Abschnitt VII: Your own Globus/GSI-SSH system

1. If you prefer to use your own hardware with Globus you have to download, compile and install Globus (version 4.0.8) on your own. You further have to install the openssl package. While openssl is included into most Linux distributions it sometimes has to be installed manually. We are not able to offer you support for the operation of your own Globus system.

   Windows as well as Linux users may also use the Java based GSISSH-Term. In the case of GSISSH-Term openssl is also needed in order to convert the keys. We also do not offer support for GSISSH-Term.

2. After installing your own Globus system (version 4.0.8) or GSISSH-Term you have to download and install a so called "Chain of Trust". The basics for your "$GLOBUS_LOCATION/share/certificates/" or "~/.globus/certificates/" folder respectively may be downloaded from here:

   http://www.grid.lrz.de/res/globus/certificates.tar

   Since the certificates from this archive are sometimes deprecated you may also need to download some updates from:

   http://dist.eugridpma.info/distribution/igtf/current/accredited/tgz/

3. When everything is set up correctly you should be able proceed analogue to Section IV.

Section VIII: Renew your DFN Grid Certificate and your VO-membership (once each year)

Renewing the VO-membership

Twelve month after your VO bwGRiD registration you will get an automatic email "Your VO membership will expire". If you want to renew your VO-membership, please follow the instructions in that email:

• Therefore click on "re-sign" or "renew" in that email and authenticate yourself with your grid certificate as stored in the Firefox keystore. Hint: If you have not got an email with the link, the steps i to v of section III will guide you to the VO registration area.
• Navigate to page "Re-sign the Grid and VO AUPs" (see picture on the right). Hint: The "Member Info" area can only be expanded by clicking on the corresponding "[+]" sign.
• Please first read the "Grid and VO AUPs" by clicking on the corresponding link.
• Thereafter you can click on the "I have read and agree ..." button.

Renewing the DFN Grid user certificate

Twelve month after creating your DFN Grid certificate you will get an automatic email "Ihr GridGermany Zertifikat wird ablaufen" which points out that your certificate will expire soon. If you want to renew your certificate please follow the instructions found in sections I, II and IV within this text. To renew the certificate it has to be recreated and you have to prove your identity again.

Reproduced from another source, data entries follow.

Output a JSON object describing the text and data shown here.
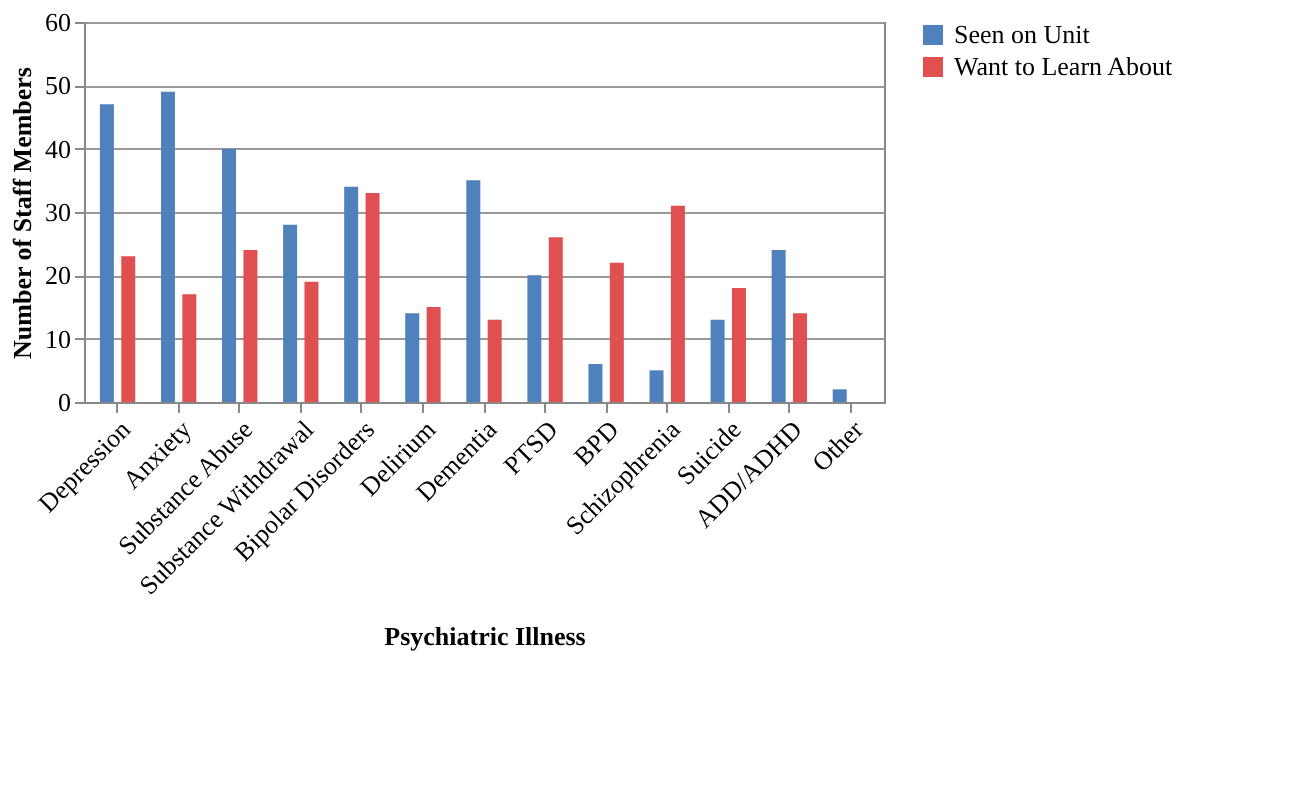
{
  "chart_data": {
    "type": "bar",
    "xlabel": "Psychiatric Illness",
    "ylabel": "Number of Staff Members",
    "categories": [
      "Depression",
      "Anxiety",
      "Substance Abuse",
      "Substance Withdrawal",
      "Bipolar Disorders",
      "Delirium",
      "Dementia",
      "PTSD",
      "BPD",
      "Schizophrenia",
      "Suicide",
      "ADD/ADHD",
      "Other"
    ],
    "series": [
      {
        "name": "Seen on Unit",
        "color": "#4f81bd",
        "values": [
          47,
          49,
          40,
          28,
          34,
          14,
          35,
          20,
          6,
          5,
          13,
          24,
          2
        ]
      },
      {
        "name": "Want to Learn About",
        "color": "#e05050",
        "values": [
          23,
          17,
          24,
          19,
          33,
          15,
          13,
          26,
          22,
          31,
          18,
          14,
          null
        ]
      }
    ],
    "ylim": [
      0,
      60
    ],
    "yticks": [
      0,
      10,
      20,
      30,
      40,
      50,
      60
    ],
    "grid": "y",
    "legend": "right"
  }
}
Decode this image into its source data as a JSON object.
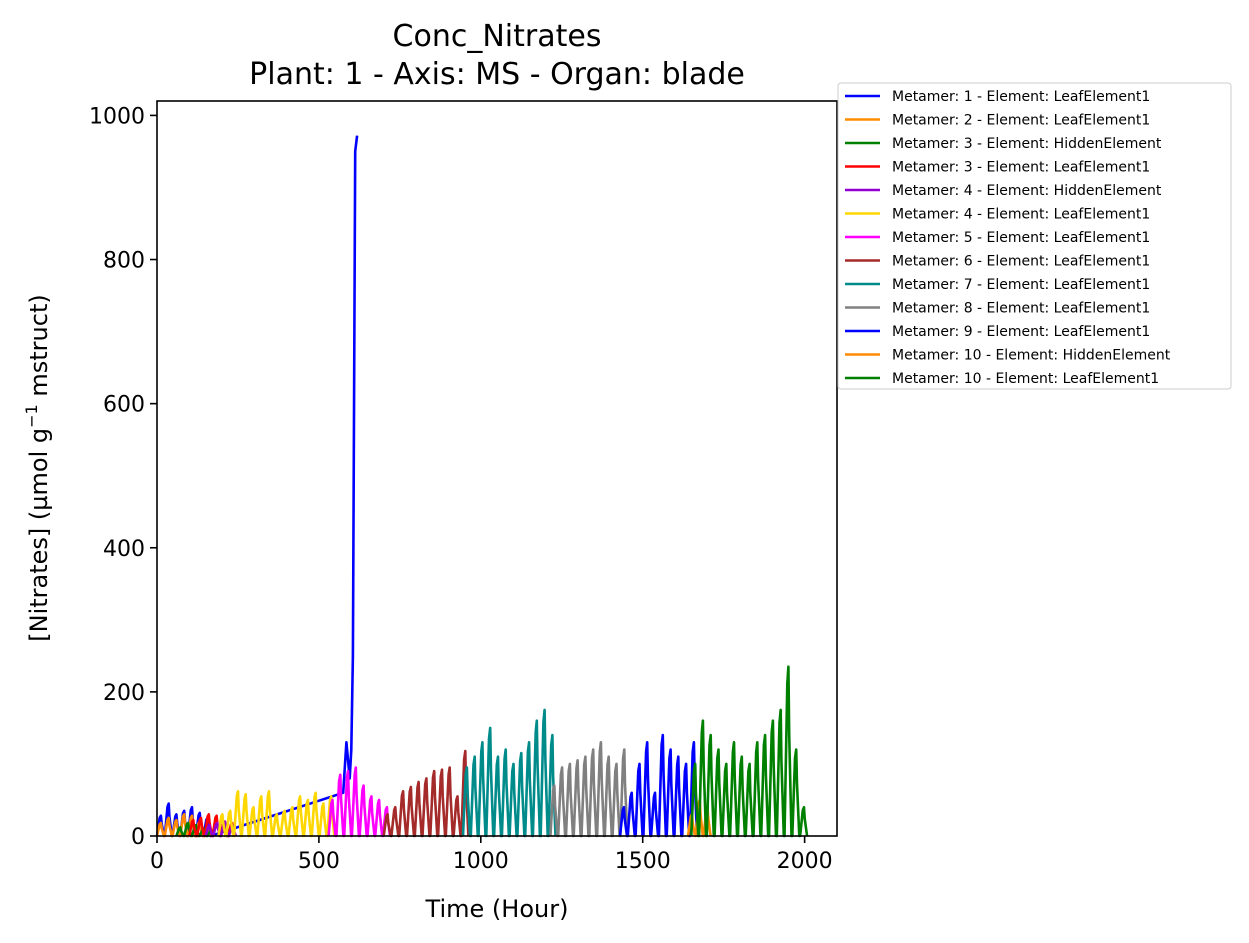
{
  "chart_data": {
    "type": "line",
    "title": "Conc_Nitrates",
    "subtitle": "Plant: 1 - Axis: MS - Organ: blade",
    "xlabel": "Time (Hour)",
    "ylabel_prefix": "[Nitrates] (µmol g",
    "ylabel_sup": "−1",
    "ylabel_suffix": " mstruct)",
    "xlim": [
      0,
      2100
    ],
    "ylim": [
      0,
      1020
    ],
    "xticks": [
      0,
      500,
      1000,
      1500,
      2000
    ],
    "xtick_labels": [
      "0",
      "500",
      "1000",
      "1500",
      "2000"
    ],
    "yticks": [
      0,
      200,
      400,
      600,
      800,
      1000
    ],
    "ytick_labels": [
      "0",
      "200",
      "400",
      "600",
      "800",
      "1000"
    ],
    "grid": false,
    "legend_position": "outside right, top",
    "series": [
      {
        "name": "Metamer: 1 - Element: LeafElement1",
        "color": "#0000ff",
        "start": 0,
        "end": 160,
        "period": 24,
        "peaks": [
          28,
          45,
          30,
          35,
          40,
          32,
          25
        ],
        "extra": [
          [
            575,
            60
          ],
          [
            585,
            130
          ],
          [
            595,
            80
          ],
          [
            600,
            120
          ],
          [
            605,
            250
          ],
          [
            612,
            950
          ],
          [
            618,
            972
          ]
        ]
      },
      {
        "name": "Metamer: 2 - Element: LeafElement1",
        "color": "#ff8c00",
        "start": 0,
        "end": 160,
        "period": 24,
        "peaks": [
          18,
          25,
          22,
          30,
          28,
          20,
          12
        ]
      },
      {
        "name": "Metamer: 3 - Element: HiddenElement",
        "color": "#008000",
        "start": 60,
        "end": 170,
        "period": 24,
        "peaks": [
          12,
          18,
          15,
          10,
          8
        ]
      },
      {
        "name": "Metamer: 3 - Element: LeafElement1",
        "color": "#ff0000",
        "start": 100,
        "end": 230,
        "period": 24,
        "peaks": [
          22,
          25,
          30,
          28,
          20,
          18
        ]
      },
      {
        "name": "Metamer: 4 - Element: HiddenElement",
        "color": "#9400d3",
        "start": 150,
        "end": 240,
        "period": 24,
        "peaks": [
          15,
          18,
          20,
          14
        ]
      },
      {
        "name": "Metamer: 4 - Element: LeafElement1",
        "color": "#ffd700",
        "start": 190,
        "end": 540,
        "period": 24,
        "peaks": [
          30,
          35,
          62,
          58,
          40,
          55,
          62,
          30,
          35,
          40,
          55,
          50,
          60,
          45,
          55,
          60
        ]
      },
      {
        "name": "Metamer: 5 - Element: LeafElement1",
        "color": "#ff00ff",
        "start": 530,
        "end": 710,
        "period": 24,
        "peaks": [
          50,
          85,
          90,
          95,
          70,
          55,
          50,
          40
        ]
      },
      {
        "name": "Metamer: 6 - Element: LeafElement1",
        "color": "#a52a2a",
        "start": 700,
        "end": 960,
        "period": 24,
        "peaks": [
          30,
          40,
          62,
          68,
          75,
          80,
          90,
          92,
          95,
          55,
          118
        ]
      },
      {
        "name": "Metamer: 7 - Element: LeafElement1",
        "color": "#008b8b",
        "start": 945,
        "end": 1230,
        "period": 24,
        "peaks": [
          95,
          110,
          130,
          150,
          110,
          120,
          100,
          115,
          130,
          160,
          175,
          140
        ]
      },
      {
        "name": "Metamer: 8 - Element: LeafElement1",
        "color": "#808080",
        "start": 1215,
        "end": 1450,
        "period": 24,
        "peaks": [
          70,
          95,
          100,
          105,
          110,
          120,
          130,
          110,
          100,
          120
        ]
      },
      {
        "name": "Metamer: 9 - Element: LeafElement1",
        "color": "#0000ff",
        "start": 1430,
        "end": 1660,
        "period": 24,
        "peaks": [
          40,
          60,
          100,
          130,
          60,
          140,
          120,
          110,
          100,
          130
        ]
      },
      {
        "name": "Metamer: 10 - Element: HiddenElement",
        "color": "#ff8c00",
        "start": 1640,
        "end": 1700,
        "period": 24,
        "peaks": [
          30,
          50,
          40
        ]
      },
      {
        "name": "Metamer: 10 - Element: LeafElement1",
        "color": "#008000",
        "start": 1650,
        "end": 2000,
        "period": 24,
        "peaks": [
          100,
          160,
          140,
          120,
          100,
          130,
          110,
          100,
          130,
          140,
          160,
          175,
          235,
          120,
          40
        ]
      }
    ]
  }
}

Please keep in mind that the DN (among other things your name and your department) of the new certificate is identical with the DN of your former certificate. Obviously this makes sense only if you are still working in the same department. In this case the VO registration of section III must NOT be repeated. Only re-signing the "Grid and VO AUPs" is required as described above in this section.

On the other hand please report changes of your DN (e.g. you're now a member of a new department and not a student anymore) during your identification appointment. We will then ask the VO-registration center (vomrs-admin(at)fz-juelich.de) to modify your VO-bwGRiD group membership accordingly.

The Grid RA of Ulm University has no immediate influence on the contents of these emails. They are created automatically by the DFN servers.